Night fell, and I partnered up with my new Irish friend and searched for a good place to mingle with the local people.  After weeks of anticipation, I was anxious to learn about their culture and my mind was brimming with questions to ask.  We found an alley packed with locals sitting at outdoor tables and drinking pints of the local brew, Myanmar Beer.  I grabbed a table and ordered a round.

 

Soon enough, we began conversing with four young Burmese guys at the table next to us. The language barrier was substantial, but they were able to make themselves understood and they happily taught me the basic Burmese phrases I would need over the next few weeks.

Then the conversation suddenly shifted to that taboo subject that is legally banned across Burma: politics.  Spurred on by Myanmar Beer, they asked me questions about America, about Barak Obama, about the economic crisis, about our views on their country and on their government.  We waded into troublesome territory.  People started looking at us as our friends got louder and bolder in their conversation, screaming, I love America!  Barak Obama is good!  Our government is bad!  We live under military boot!  The sober one quickly quieted his friend.  This was not the time, the place or the country to talk of such matters.  They whispered to each other nervously, nodded their heads in agreement, paid the bill and quickly left the table.

Then the two guys came and sat down next to us.  Cherry tops.  They sat immediately next to us and spoke not a word to each other.  The waiter approached them, but they ordered no drinks.

Time to go. Check please!

My blissful day suddenly came to a sobering conclusion.  I was not in America, land of the free.  Nor was I in Thailand, they anything-goes party country to our east.  I was wedged between India, China, Thailand, Laos and Bangladesh in Burma, land of the military government and home of the secret police.

We walked a few blocks and made sure we weren’t followed.  Jesus, where am I?  The fear had indeed gripped me as well, this paranoia that permeates the streets of Burma.  I walked home in pensive silence, my mind brimming with unanswered questions: Why is your country so economically backwards?  Why do the elite rulers drive BMWs while you ride in thirty year old buses?  Why do they censor the internet?  And why do they keep your resistance leader, Aung San Suu Kyi, locked up in her house instead of allowing free elections?  In short, how much more of this bullshit are you going to take?  The people of Burma are painfully aware of these questions, yet they seem silent and subdued.  As my Burmese friend said, they are living under the military’s boot.

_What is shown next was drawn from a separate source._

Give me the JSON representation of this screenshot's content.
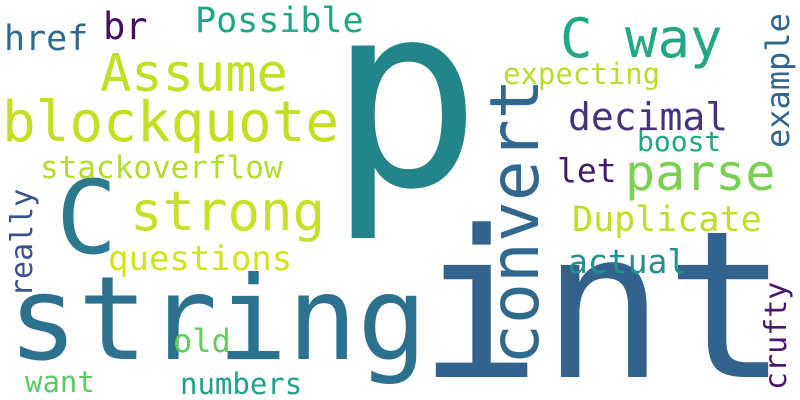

Within moments I had undergone an internal transformation; no longer was I the Obama-t-shirt-wearing goodwill ambassador of America.  Now I was acting like one of the Burmese, constantly looking over my shoulder, talking in hushed voices, watching the crowds for potential informers and Burma’s secret police, the shadowy Directorate of Defense Services Intelligence.

I repaired to my hotel and sat in bed, staring at the ceiling and sweating nervously.  It was only my first day in Burma and I already had attracted unwanted attention to myself and – even worse – possibly endangered four innocent civilians.  Every day on the road is a new lesson, but this one was especially important.  Time to wisen up, Marko, you’re not In Kansas anymore.  You’re in Burma now.